Follow-Up Data From Phase 3 Trial of Pfizer-BioNTech Covid Vaccine Support Safety and High Efficacy

Pfizer Inc. (NYSE:PFE) and BioNTech SE (Nasdaq:BNTX) today announced topline results from a longer-term analysis of the safety and efficacy of their COVID-19 vaccine in individuals 12 through 15 years of age. The updated findings from the companies' pivotal Phase 3 trial show that a two-dose series of the Pfizer-BioNTech COVID-19 Vaccine (30-µg per dose) was 100% effective against COVID-19, measured seven days through over four months after the second dose.

The adverse event profile was generally consistent with other clinical safety data for the vaccine, with no serious safety concerns observed in individuals with at least 6 months of safety follow-up after the second dose.

"As the global health community works to increase the number of vaccinated people around the world, these additional data provide further confidence in our vaccine's safety and effectiveness profile in adolescents. This is especially important as we see rates of COVID-19 climbing in this age group in some regions, while vaccine uptake has slowed," said Albert Bourla, Chairman and Chief Executive Officer, Pfizer. "We look forward to sharing these data with the FDA and other regulators."

"These are the first and only disclosed longer-term data demonstrating the safety and efficacy of a COVID-19 vaccine in individuals 12 through 15 years of age," said Ugur Sahin, CEO and Co-founder of BioNTech. "The growing body of data we have compiled from clinical trials and real-world surveillance to date strengthen the base of evidence supporting the strong efficacy and favorable safety profile of our COVID-19 vaccine across adolescent and adult populations."

These longer-term follow-up data will form the basis for a planned supplemental Biologics License Application (sBLA) to be submitted to the FDA to expand approval of the vaccine for use in individuals 12 years and older. The vaccine is currently available for individuals 12 through 15 years of age under Emergency Use Authorization (EUA), granted by the FDA in May 2021. The companies also plan to submit these data to pursue regulatory approvals for this age group in other countries where emergency use authorizations or equivalents were initially granted.

About the Analysis in Adolescents 12-15 Years of Age

The updated analysis of the Phase 3 clinical trial in individuals ages 12 through 15 years was conducted in accordance with guidance from the FDA for all companies investigating COVID-19 vaccines to review safety and efficacy at key milestones. Data through up to six months after the primary vaccination series are required for licensure. These data were collected from November 2020 to September 2021.

Results from this analysis of 2,228 trial participants build upon and confirm previously released data and demonstrate strong protection against COVID-19. From the 30 confirmed symptomatic cases of COVID-19 in the trial with and without evidence of prior infection with SARS-CoV-2, 30 cases of COVID-19 were in the placebo group and 0 cases were in the Pfizer-BioNTech vaccine group, corresponding to vaccine efficacy of 100% (95% confidence interval [CI, 87.5, 100.0]).
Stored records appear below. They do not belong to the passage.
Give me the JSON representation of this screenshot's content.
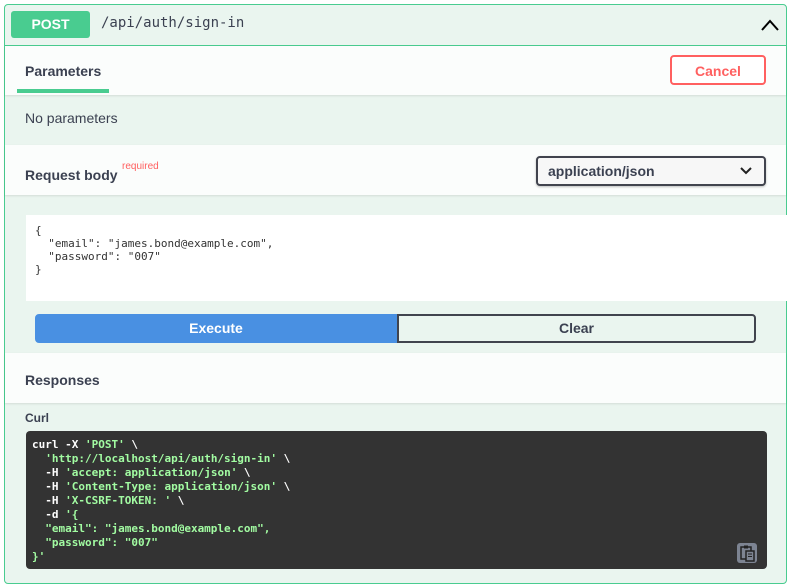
{
  "operation": {
    "method": "POST",
    "path": "/api/auth/sign-in",
    "collapse_icon": "chevron-up-icon"
  },
  "parameters": {
    "tab_label": "Parameters",
    "cancel_label": "Cancel",
    "empty_text": "No parameters"
  },
  "request_body": {
    "title": "Request body",
    "required_label": "required",
    "content_type": "application/json",
    "body_lines": [
      "{",
      "  \"email\": \"james.bond@example.com\",",
      "  \"password\": \"007\"",
      "}"
    ]
  },
  "actions": {
    "execute_label": "Execute",
    "clear_label": "Clear"
  },
  "responses": {
    "title": "Responses",
    "curl_label": "Curl",
    "curl_lines": [
      [
        {
          "t": "curl -X ",
          "s": false
        },
        {
          "t": "'POST'",
          "s": true
        },
        {
          "t": " \\",
          "s": false
        }
      ],
      [
        {
          "t": "  ",
          "s": false
        },
        {
          "t": "'http://localhost/api/auth/sign-in'",
          "s": true
        },
        {
          "t": " \\",
          "s": false
        }
      ],
      [
        {
          "t": "  -H ",
          "s": false
        },
        {
          "t": "'accept: application/json'",
          "s": true
        },
        {
          "t": " \\",
          "s": false
        }
      ],
      [
        {
          "t": "  -H ",
          "s": false
        },
        {
          "t": "'Content-Type: application/json'",
          "s": true
        },
        {
          "t": " \\",
          "s": false
        }
      ],
      [
        {
          "t": "  -H ",
          "s": false
        },
        {
          "t": "'X-CSRF-TOKEN: '",
          "s": true
        },
        {
          "t": " \\",
          "s": false
        }
      ],
      [
        {
          "t": "  -d ",
          "s": false
        },
        {
          "t": "'{",
          "s": true
        }
      ],
      [
        {
          "t": "  \"email\": \"james.bond@example.com\",",
          "s": true
        }
      ],
      [
        {
          "t": "  \"password\": \"007\"",
          "s": true
        }
      ],
      [
        {
          "t": "}'",
          "s": true
        }
      ]
    ],
    "copy_icon": "clipboard-icon"
  },
  "colors": {
    "post_green": "#49cc90",
    "cancel_red": "#ff6060",
    "execute_blue": "#4990e2",
    "code_bg": "#333333"
  }
}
Efficacy was consistently high across gender, race and ethnicity demographics, obesity and comorbidity status. Pfizer and BioNTech plan to submit these data for scientific peer review for potential publication.

The Pfizer-BioNTech COVID-19 Vaccine, which is based on BioNTech's proprietary mRNA technology, was developed by both BioNTech and Pfizer. BioNTech is the Marketing Authorization Holder in the United States, the European Union, the United Kingdom, Canada, and other countries, and the holder of emergency use authorizations or equivalents in the United States (jointly with Pfizer) and other countries. Submissions to pursue regulatory approvals in those countries where emergency use authorizations or equivalent were initially granted are planned.

U.S. Indication & Authorized Use

HOW IS THE VACCINE GIVEN?

The vaccine will be given as an injection into the muscle.

Primary Series:

In individuals 5 years of age and older, the vaccine is administered as a 2-dose series, 3 weeks apart. In individuals 12 years of age and older, a third primary series dose may be administered at least 4 weeks after the second dose to individuals who are determined to have certain kinds of immunocompromise.

Booster Dose:

• A single booster dose of the vaccine may be administered at least 6 months after completion of a primary series to individuals 18 years of age and older
• A single booster dose of the vaccine may be administered to individuals 18 years of age and older who have completed primary vaccination with a different authorized COVID-19 vaccine. Individuals should check with their healthcare provider regarding timing of the booster dose

WHAT IS THE INDICATION AND AUTHORIZED USE?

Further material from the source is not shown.